If they REALLY wanted to protect people from rakshasas, they would have tried to educate the peasants about rakshasa weaknesses. Once the allergy to lies was known by all, the locals could have handled the problem without any need for the watchmen's personal intervention. Then, if the locals failed, they could invite the watchmen in and assist them in hunting the beast.
Anyway, in terms of relevance for the comic, the most obvious reading is that White Chain is Het, Juggernaut Star is the Centurion, and Metatron is the Sergeant. White Chain's human-ness parallels Het's peasant background, and being the lowest of the three characters in power and status also makes her parallel Het the rookie. Het's crush on the Sergeant doesn't quite line up with any feelings White Chain has expressed about Metatron, but she seems to hold the prime angels in general in high regard and to have been shocked by the revelation that one is leading the Thorn Knights. Juggernaut Star definitely seems to be a follower who just likes to smash stuff and enjoys having a boss who lets him do so.

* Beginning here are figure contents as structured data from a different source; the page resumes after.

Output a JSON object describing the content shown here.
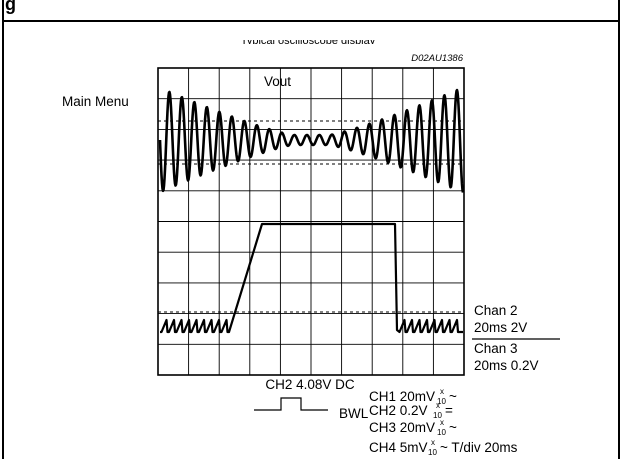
{
  "header": {
    "section_heading": "g",
    "partial_caption": "Typical oscilloscope display",
    "figure_id": "D02AU1386"
  },
  "scope": {
    "side_label": "Main Menu",
    "trace_label": "Vout",
    "channel_settings": [
      {
        "name": "Chan 2",
        "setting": "20ms 2V"
      },
      {
        "name": "Chan 3",
        "setting": "20ms 0.2V"
      }
    ],
    "trigger_readout": "CH2 4.08V DC",
    "bwl_label": "BWL",
    "channel_list": [
      {
        "main": "CH1 20mV",
        "sup": "x",
        "sub": "10",
        "tail": "~"
      },
      {
        "main": "CH2 0.2V",
        "sup": "x",
        "sub": "10",
        "tail": "="
      },
      {
        "main": "CH3 20mV",
        "sup": "x",
        "sub": "10",
        "tail": "~"
      },
      {
        "main": "CH4 5mV",
        "sup": "x",
        "sub": "10",
        "tail": "~ T/div 20ms"
      }
    ]
  }
}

...actually, 2 Michael might actually be a better parallel for the Sergeant. He's White Chain's respected supervisor. And, much like the Sergeant's approach was just a more superficially genteel version of the bloodthirsty Centurion's, Michael's "moderate alternative" to the Thorn Knights doesn't really differ in its hatred of humans and delusions of angelic superiority. Yeah, that works much better. The bad cop, the "good" cop, and their actually well intentioned underling who eventually joins the people they're supposed to be policing.
For the story to really hold true, it will have to turn out that there's something the angels could have done to stop the demiurgi all along, but that they chose not to do for fear of it forcing them to give up some of their own power or abandon their illusions of superiority.
Rakshasas are demons. Maybe "demon" is a category that can include individual humans, devils, and angels. The angels not being technically killable isn't an issue; the watchmen survived the removal of the demons that possessed or empowered them, after all. Maybe the angel leadership just needs some sense beaten into them and some authority beaten out of them to count as demons slain.